Gündem

TBB Başkanı Sağkan: Anayasa'nın yok sayıldığı bir düzende, yeni anayasa tartışmaları baştan sona ermiş demektir

Sağkan, yargı bağımsızlığına dikkat çekerek, bunun sağlanmadığı takdirde yargıdan reformun da çıkmayacağını savundu

11 Ocak 2024 13:47

Türkiye Barolar Birliği (TBB) Başkanı Erinç Sağkan, “Yargı Reformu” başlığıyla düzenlenen 13. Uluslararası Hukuk Kurultayı’nda, “Yargı bağımsızlığı sağlanmadığı müddetçe, savunma hakkının etkin şekilde kullanımını sağlayacak düzenlemeler hayata geçirilmedikçe yapılacak tüm düzenlemeler kağıt üzerinde kalmaya mahkumdur ve bu çerçevedeki hiçbir düzenlemeden de reform çıkmaz. Anayasa Mahkemesi kararlarının uygulanmadığı, Anayasa’nın yok sayıldığı bir düzende yapılacak mevzuat değişikliklerinin hiçbir anlamı olmayacağı gibi yeni anayasa tartışmaları da başlamadan sona ermiş demektir” dedi.

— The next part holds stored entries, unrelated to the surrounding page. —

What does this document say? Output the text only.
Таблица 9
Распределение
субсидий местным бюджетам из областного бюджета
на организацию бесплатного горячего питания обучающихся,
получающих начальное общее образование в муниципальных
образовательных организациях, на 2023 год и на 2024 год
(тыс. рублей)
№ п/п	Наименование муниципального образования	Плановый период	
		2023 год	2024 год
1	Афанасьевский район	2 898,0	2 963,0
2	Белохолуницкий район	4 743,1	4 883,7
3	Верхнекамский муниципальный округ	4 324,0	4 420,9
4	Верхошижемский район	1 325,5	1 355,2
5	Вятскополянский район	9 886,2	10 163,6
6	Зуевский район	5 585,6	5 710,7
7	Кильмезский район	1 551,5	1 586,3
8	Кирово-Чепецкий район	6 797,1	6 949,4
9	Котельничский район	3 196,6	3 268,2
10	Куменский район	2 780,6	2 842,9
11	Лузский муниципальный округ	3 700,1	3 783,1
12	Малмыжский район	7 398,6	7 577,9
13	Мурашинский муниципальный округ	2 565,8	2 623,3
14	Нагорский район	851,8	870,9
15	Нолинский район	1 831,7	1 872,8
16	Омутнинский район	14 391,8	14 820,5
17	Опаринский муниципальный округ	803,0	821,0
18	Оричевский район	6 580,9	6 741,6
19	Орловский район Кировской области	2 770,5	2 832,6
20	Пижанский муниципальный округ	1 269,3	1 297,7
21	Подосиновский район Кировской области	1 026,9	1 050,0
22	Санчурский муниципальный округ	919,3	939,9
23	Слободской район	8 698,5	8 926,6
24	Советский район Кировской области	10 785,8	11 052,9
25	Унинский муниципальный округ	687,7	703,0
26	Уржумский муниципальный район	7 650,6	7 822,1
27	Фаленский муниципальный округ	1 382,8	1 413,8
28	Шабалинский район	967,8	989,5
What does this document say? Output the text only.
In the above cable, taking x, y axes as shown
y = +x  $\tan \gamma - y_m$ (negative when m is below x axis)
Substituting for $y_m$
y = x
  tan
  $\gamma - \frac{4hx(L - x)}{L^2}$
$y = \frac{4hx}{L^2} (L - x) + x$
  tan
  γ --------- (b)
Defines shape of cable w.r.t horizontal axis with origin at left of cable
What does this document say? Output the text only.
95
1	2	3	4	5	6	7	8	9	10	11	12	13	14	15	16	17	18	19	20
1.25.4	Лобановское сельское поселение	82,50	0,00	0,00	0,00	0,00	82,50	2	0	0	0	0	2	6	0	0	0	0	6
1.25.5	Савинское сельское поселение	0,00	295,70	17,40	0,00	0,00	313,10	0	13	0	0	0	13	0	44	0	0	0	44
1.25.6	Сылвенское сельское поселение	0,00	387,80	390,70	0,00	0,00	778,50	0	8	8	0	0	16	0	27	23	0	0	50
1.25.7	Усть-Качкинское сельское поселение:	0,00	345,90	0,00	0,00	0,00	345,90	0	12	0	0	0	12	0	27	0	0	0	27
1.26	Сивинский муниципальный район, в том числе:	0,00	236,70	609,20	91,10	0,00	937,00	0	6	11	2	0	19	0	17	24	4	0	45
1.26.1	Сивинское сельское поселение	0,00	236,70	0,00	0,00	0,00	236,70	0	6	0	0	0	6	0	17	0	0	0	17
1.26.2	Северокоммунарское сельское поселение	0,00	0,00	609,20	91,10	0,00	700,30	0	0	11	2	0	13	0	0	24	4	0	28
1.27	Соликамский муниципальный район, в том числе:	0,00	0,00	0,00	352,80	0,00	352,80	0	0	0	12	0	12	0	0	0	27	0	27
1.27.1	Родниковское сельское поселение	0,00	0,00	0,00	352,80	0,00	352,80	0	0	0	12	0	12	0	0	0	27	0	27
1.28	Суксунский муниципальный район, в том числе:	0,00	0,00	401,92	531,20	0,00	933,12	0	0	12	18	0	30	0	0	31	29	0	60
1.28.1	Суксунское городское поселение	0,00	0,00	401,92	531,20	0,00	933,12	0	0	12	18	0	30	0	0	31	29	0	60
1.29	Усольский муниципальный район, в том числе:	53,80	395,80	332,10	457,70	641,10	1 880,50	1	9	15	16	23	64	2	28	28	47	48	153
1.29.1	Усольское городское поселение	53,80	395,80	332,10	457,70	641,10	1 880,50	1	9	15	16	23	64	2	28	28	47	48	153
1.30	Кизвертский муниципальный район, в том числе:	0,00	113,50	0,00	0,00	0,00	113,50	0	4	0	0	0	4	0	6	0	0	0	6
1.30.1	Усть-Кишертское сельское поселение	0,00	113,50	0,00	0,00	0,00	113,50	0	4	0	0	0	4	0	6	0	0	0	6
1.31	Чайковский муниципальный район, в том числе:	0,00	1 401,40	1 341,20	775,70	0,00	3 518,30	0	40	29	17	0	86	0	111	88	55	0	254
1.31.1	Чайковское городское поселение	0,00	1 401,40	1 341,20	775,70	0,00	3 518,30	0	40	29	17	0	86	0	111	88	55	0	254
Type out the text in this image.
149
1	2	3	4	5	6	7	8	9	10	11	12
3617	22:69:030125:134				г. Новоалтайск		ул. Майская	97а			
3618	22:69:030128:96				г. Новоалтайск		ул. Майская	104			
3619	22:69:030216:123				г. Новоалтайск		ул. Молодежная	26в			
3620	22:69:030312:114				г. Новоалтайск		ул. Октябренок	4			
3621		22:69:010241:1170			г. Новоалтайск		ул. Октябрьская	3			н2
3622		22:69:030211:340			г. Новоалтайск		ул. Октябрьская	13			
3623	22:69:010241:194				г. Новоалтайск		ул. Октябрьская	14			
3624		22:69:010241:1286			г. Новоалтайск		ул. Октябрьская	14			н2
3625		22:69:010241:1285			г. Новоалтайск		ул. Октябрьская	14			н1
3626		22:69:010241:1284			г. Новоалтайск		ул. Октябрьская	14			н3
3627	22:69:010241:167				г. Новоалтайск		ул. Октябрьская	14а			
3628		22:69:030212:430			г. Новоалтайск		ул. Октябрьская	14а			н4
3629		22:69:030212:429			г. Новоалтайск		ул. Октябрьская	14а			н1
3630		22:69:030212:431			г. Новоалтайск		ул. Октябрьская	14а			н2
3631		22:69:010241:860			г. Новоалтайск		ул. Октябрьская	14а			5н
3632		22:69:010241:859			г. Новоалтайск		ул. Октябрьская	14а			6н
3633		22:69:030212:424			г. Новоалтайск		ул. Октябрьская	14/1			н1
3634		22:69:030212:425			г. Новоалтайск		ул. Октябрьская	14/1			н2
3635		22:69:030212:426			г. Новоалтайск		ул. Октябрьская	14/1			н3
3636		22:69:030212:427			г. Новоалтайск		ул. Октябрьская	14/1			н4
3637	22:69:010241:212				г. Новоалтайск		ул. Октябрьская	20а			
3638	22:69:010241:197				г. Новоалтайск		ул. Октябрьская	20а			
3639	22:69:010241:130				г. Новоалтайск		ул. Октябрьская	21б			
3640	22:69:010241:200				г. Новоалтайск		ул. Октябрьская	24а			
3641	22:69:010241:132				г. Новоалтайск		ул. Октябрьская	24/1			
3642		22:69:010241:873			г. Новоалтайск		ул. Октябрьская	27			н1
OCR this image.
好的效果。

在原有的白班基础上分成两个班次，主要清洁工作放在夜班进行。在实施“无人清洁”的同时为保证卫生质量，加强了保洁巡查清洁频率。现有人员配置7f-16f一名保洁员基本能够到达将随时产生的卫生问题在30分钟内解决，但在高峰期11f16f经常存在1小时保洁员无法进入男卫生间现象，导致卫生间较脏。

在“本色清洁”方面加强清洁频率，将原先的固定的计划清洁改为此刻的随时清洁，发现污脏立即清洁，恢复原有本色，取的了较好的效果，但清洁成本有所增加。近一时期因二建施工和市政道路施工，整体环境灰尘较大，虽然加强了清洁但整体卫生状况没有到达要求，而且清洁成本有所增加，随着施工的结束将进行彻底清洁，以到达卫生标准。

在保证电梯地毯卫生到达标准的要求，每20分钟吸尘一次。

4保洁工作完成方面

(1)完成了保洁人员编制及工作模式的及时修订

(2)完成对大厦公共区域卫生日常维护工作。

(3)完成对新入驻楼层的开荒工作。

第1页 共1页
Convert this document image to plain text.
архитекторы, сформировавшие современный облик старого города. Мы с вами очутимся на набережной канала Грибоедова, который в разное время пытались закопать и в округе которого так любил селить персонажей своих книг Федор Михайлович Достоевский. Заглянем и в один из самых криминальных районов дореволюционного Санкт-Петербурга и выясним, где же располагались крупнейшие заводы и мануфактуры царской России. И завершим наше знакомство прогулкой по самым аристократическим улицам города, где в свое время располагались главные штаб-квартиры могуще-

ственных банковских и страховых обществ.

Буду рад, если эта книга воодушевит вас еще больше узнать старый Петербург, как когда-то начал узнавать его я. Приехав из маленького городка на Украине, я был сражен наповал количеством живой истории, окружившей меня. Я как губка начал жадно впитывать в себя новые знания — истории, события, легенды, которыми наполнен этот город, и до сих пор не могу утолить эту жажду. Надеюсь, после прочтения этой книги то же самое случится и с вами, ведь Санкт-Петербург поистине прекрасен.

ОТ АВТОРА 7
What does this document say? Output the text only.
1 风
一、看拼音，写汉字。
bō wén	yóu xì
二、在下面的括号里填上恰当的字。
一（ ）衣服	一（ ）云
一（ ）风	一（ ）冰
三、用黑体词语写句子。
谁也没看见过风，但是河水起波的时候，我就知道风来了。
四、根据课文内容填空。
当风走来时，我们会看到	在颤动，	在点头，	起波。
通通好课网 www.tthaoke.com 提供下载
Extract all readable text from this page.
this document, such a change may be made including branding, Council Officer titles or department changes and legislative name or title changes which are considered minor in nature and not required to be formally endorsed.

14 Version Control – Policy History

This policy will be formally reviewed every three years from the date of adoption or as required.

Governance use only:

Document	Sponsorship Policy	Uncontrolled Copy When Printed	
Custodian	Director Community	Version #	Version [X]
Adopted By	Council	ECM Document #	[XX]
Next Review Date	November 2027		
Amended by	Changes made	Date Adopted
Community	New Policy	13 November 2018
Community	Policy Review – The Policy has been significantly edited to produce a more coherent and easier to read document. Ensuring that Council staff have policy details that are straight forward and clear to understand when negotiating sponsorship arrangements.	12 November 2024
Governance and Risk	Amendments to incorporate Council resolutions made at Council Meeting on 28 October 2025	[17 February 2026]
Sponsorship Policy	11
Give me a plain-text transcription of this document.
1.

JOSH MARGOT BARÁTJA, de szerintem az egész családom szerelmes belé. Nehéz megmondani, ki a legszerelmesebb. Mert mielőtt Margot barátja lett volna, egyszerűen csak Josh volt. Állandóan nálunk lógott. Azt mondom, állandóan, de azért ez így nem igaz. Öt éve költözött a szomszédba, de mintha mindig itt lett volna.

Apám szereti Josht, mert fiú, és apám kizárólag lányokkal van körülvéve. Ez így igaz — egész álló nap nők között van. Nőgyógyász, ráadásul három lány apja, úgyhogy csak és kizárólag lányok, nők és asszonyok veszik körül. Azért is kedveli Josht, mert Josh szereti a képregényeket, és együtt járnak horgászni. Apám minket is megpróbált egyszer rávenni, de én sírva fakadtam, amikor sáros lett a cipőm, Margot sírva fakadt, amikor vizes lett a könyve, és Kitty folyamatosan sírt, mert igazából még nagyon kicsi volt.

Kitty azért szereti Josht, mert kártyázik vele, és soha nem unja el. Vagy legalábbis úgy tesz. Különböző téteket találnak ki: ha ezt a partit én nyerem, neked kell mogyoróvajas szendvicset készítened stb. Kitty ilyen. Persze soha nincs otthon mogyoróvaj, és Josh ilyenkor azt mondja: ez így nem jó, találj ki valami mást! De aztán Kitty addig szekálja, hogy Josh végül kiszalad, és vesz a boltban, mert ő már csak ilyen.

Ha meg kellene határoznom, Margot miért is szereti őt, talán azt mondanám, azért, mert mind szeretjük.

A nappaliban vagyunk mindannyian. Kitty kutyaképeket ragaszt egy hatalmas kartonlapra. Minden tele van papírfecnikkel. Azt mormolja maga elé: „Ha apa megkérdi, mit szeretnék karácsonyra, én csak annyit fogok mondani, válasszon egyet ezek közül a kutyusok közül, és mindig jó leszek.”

Ankara Barosu öncülüğünde iki yılda bir düzenlenen Uluslararası Hukuk Kurultayı’nın on üçüncüsü, ‘Yargı Reformu’ temasıyla TBB Avukat Özdemir Özok Kongre ve Kültür Merkezi’nde bugün başladı. Kurultayda konuşan TBB Başkanı Erinç Sağkan, şunları söyledi:

“Yargı ve temel haklar alanı, ülkemizin en çok eleştiri aldığı konuların başında geliyor. Öte yandan, Avrupa Birliği müzakerelerinden bağımsız olarak, ülkemizde bağımsız yargının tesisi ve devamında başta adil yargılanma hakkı olmak üzere temel hak ve özgürlükleri koruyan, masumiyet karinesi, lekelenmeme hakkı, silahların eşitliği gibi evrensel hukuk prensiplerini içselleştirmiş bir yargı düzeni için yapılacak reformların hayata geçirilmesi, hukuk örgütleri olarak bizlerin ülkemize ve yurttaşlarımıza olan en temel borcumuzdur. Daha evvel 2009, 2015 ve 2019 yıllarında, yürütmenin öncülüğünde yargı reformu belgeleri hazırlanmıştı. Ancak ısrarla ifade ettiğimiz üzere yargı bağımsızlığı sağlanmadığı müddetçe, savunma hakkının etkin şekilde kullanımını sağlayacak düzenlemeler hayata geçirilmedikçe yapılacak tüm düzenlemeler kağıt üzerinde kalmaya mahkumdur ve bu çerçevedeki hiçbir düzenlemeden de reform çıkmaz. Anayasa Mahkemesi kararlarının uygulanmadığı, Anayasa’nın yok sayıldığı bir düzende yapılacak mevzuat değişikliklerinin hiçbir anlamı olmayacağı gibi yeni anayasa tartışmaları da başlamadan sona ermiş demektir.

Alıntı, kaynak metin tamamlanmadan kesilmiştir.